Infolge des aserbaidschanischen Militäreinsatzes seien in der Konfliktregion Berg-Karabach dann laut Angaben von vor Ort mehrere Zivilisten getötet und verletzt worden.

„Den bisherigen Informationen zufolge haben die aserbaidschanischen Angriffe mindestens zwei Tote, darunter ein Kind, und elf Verletzte, darunter acht Kinder, verursacht“, schrieb der Menschenrechtsbeauftragte der international nicht anerkannten Republik, Gegam Stepanjan, am Dienstag auf X (vormals Twitter).


Wie reagiert Armenien auf den Militäreinsatz in Bergkarabach?

Armenien kritisierte das massive militärische Vorgehen Aserbaidschans scharf und warf dem Nachbarstaat eine Politik der „ethnischen Säuberung“ vor. Die Führung in Baku habe eine „weitere, breit angelegte Aggression“ gegen das Volk von Bergkarabach losgetreten, um seine „Politik der ethnischen Säuberung zu vollenden“, erklärte das armenische Außenministerium am Dienstag in Eriwan.

In Eriwan (Armenien) demonstrierten am 2. September 2023 Menschen für die Öffnung des Latschin-Korridors. Der Korridor wird für Lieferungen humanitärer Hilfsgüter genutzt.
In Eriwan (Armenien) demonstrierten am 2. September 2023 Menschen für die Öffnung des Latschin-Korridors. Der Korridor wird für Lieferungen humanitärer Hilfsgüter genutzt.

© Alexander Patrin/Imago

Der armenische Regierungschef Nikol Paschinjan berief dem Verteidigungsministerium zufolge angesichts der „groß angelegten Militäraktionen“ Aserbaidschans den nationalen Sicherheitsrat ein. Das armenische Außenministerium appellierte in einer Erklärung an die in Bergkarabach stationierten russischen Friedenstruppen, die aserbaidschanische „Aggression“ mit „eindeutigen“ Maßnahmen zu beenden.


Wie reagiert Russland?

Russland hat zur Beendigung der Kämpfe zwischen den Ex-Sowjetrepubliken Aserbaidschan und Armenien aufgerufen. „Wir sind tief besorgt wegen der scharfen Eskalation der Lage in Bergkarabach“, sagte die Sprecherin des russischen Außenministeriums, Maria Sacharowa, am Dienstag bei einem Pressebriefing zu der Auseinandersetzung um die Konfliktregion. Das Blutvergießen und die Kämpfe müssten beendet und der Konflikt auf diplomatischem Weg gelöst werden.

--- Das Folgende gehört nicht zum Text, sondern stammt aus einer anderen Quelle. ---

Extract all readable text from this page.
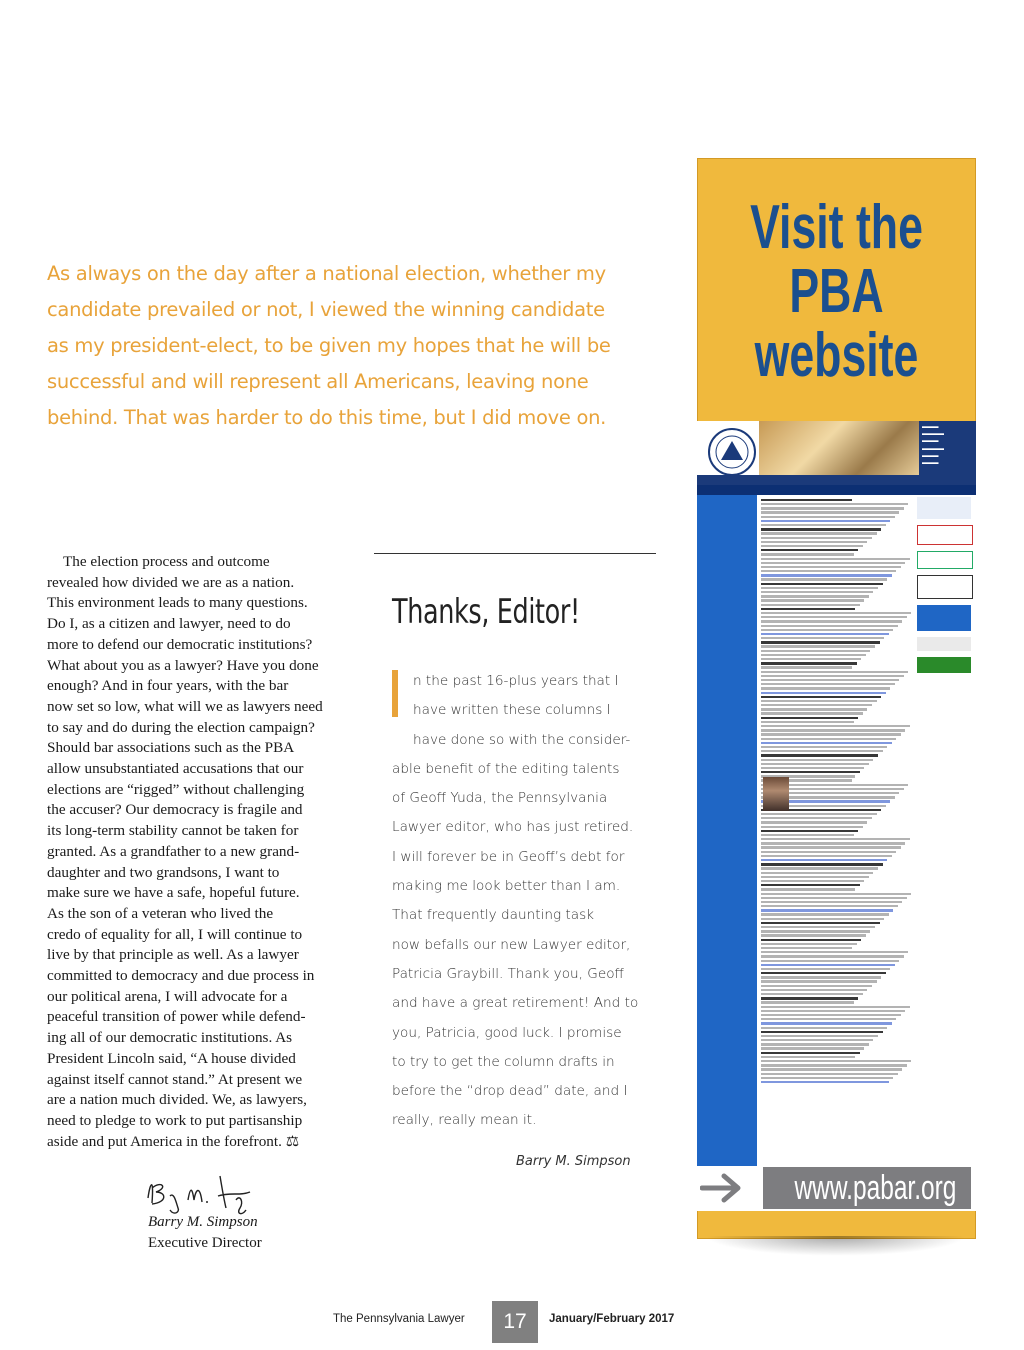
As always on the day after a national election, whether my
candidate prevailed or not, I viewed the winning candidate
as my president-elect, to be given my hopes that he will be
successful and will represent all Americans, leaving none
behind. That was harder to do this time, but I did move on.
The election process and outcome
revealed how divided we are as a nation.
This environment leads to many questions.
Do I, as a citizen and lawyer, need to do
more to defend our democratic institutions?
What about you as a lawyer? Have you done
enough? And in four years, with the bar
now set so low, what will we as lawyers need
to say and do during the election campaign?
Should bar associations such as the PBA
allow unsubstantiated accusations that our
elections are “rigged” without challenging
the accuser? Our democracy is fragile and
its long-term stability cannot be taken for
granted. As a grandfather to a new grand-
daughter and two grandsons, I want to
make sure we have a safe, hopeful future.
As the son of a veteran who lived the
credo of equality for all, I will continue to
live by that principle as well. As a lawyer
committed to democracy and due process in
our political arena, I will advocate for a
peaceful transition of power while defend-
ing all of our democratic institutions. As
President Lincoln said, “A house divided
against itself cannot stand.” At present we
are a nation much divided. We, as lawyers,
need to pledge to work to put partisanship
aside and put America in the forefront. ⚖
Barry M. Simpson
Executive Director
Thanks, Editor!
n the past 16-plus years that I
have written these columns I
have done so with the consider-
able benefit of the editing talents
of Geoff Yuda, the Pennsylvania
Lawyer editor, who has just retired.
I will forever be in Geoff’s debt for
making me look better than I am.
That frequently daunting task
now befalls our new Lawyer editor,
Patricia Graybill. Thank you, Geoff
and have a great retirement! And to
you, Patricia, good luck. I promise
to try to get the column drafts in
before the “drop dead” date, and I
really, really mean it.
Barry M. Simpson
Visit the
PBA
website
▬▬▬
▬▬▬▬
▬▬▬
▬▬▬▬
▬▬▬
▬▬▬
www.pabar.org
The Pennsylvania Lawyer	17	January/February 2017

Sacharowa wies zugleich die in Armenien erhobenen Vorwürfe zurück, dass Russland in die Angriffspläne Aserbaidschans eingeweiht gewesen sei. Die dort stationierten russischen Truppen hätten erst Minuten vor dem Beginn des Militäreinsatzes davon erfahren, sagte sie.


Wie reagiert die EU auf die Invasion Aserbaidschans?

Die Europäische Union hat den aserbaidschanischen Militäreinsatz zur Eroberung der auch von Armenien beanspruchten Region Bergkarabach verurteilt. „Wir fordern ein sofortiges Ende der Feindseligkeiten und rufen Aserbaidschan auf, die derzeitigen militärischen Aktivitäten einzustellen“, teilte der EU-Außenbeauftragte Josep Borrell am Dienstag mit.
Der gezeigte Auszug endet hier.